Fix: 1. Try search("lex:my query") first to see if keyword results are better 2. Switch to HYDE: search("hyde:my query") 3. Boost keyword in hybrid: weights="keyword=2.0,semantic=1.0" 4. Provide more context in the query (longer, more descriptive queries embed better)

Too many results (one language/format has too much content)

Problem: 1000+ chunks match, but you only see 10 results.

Fix: 1. Use filter_language to narrow by language 2. Use source_type to narrow by code vs docs 3. Use document formats to narrow by file type (e.g., formats="yaml" instead of all configs)

Keyword search is too strict

Problem: search("lex:function_name") finds nothing, but you know it exists.

Fix: 1. Try search("vec:function_name") for semantic matching 2. Use prefix: search("lex:function*", advanced_fts=True) 3. Provide context: search("lex:function_name authentication")


11. Weight Tuning Guidelines

The default weights keyword=1.5,semantic=1.0,graph=0.8 are tuned for general-purpose search. Here's how to think about tuning:

Goal Suggested Weights Reasoning
Find by exact name keyword=2.0,semantic=0.5 Minimize noise, exact match only
Understand design keyword=1.0,semantic=2.0 Maximize conceptual matching
Find critical code keyword=1.0,semantic=1.0,graph=2.0 Structural importance wins
Balanced search keyword=1.5,semantic=1.0,graph=0.8 Default (use this most of the time)
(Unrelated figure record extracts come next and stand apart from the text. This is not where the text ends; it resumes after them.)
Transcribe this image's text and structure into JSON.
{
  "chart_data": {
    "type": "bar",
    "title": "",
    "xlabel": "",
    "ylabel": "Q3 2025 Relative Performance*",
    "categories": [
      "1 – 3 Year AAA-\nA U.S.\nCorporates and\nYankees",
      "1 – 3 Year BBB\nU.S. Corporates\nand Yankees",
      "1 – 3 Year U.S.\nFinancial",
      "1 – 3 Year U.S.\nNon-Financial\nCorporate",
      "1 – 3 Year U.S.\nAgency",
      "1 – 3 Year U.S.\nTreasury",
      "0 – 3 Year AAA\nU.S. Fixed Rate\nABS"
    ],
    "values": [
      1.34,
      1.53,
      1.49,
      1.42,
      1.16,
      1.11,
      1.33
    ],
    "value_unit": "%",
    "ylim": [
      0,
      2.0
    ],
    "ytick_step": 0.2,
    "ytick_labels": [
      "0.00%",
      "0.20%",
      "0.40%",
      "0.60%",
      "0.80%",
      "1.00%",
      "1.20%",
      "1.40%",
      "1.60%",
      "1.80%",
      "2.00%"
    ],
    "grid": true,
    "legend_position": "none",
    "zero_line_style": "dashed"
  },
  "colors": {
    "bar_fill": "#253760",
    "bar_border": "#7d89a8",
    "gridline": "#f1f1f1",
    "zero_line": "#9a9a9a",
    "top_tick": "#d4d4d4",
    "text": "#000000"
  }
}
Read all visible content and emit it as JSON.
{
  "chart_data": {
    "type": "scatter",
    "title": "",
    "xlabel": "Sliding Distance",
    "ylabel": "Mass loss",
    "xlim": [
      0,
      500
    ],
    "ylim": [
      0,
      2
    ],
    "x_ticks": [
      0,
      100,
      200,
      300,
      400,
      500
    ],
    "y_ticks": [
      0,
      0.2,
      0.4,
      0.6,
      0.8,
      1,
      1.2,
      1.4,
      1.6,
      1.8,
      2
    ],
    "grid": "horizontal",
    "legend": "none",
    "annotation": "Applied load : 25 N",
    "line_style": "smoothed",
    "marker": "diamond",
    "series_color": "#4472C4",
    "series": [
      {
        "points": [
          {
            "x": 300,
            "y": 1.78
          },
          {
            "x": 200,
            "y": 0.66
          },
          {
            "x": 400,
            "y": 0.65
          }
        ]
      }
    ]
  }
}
Don't over-tune: For most searches, defaults work fine. Reserve custom weights for specific, repeatable queries where you notice results are consistently off.


Summary

Advanced search in Tessera gives you control over:

  • Precision (FTS5 operators, negation)
  • Speed (keyword-only mode, short-circuit)
  • Signal balance (custom weights)
  • Scope (language, source type, format filters)
  • Presentation (output format, snippet context)

Start with defaults. When results aren't what you expect, use one advanced feature at a time. The benchmark data in this guide shows real performance numbers — use them to decide if a feature is worth the latency cost for your use case.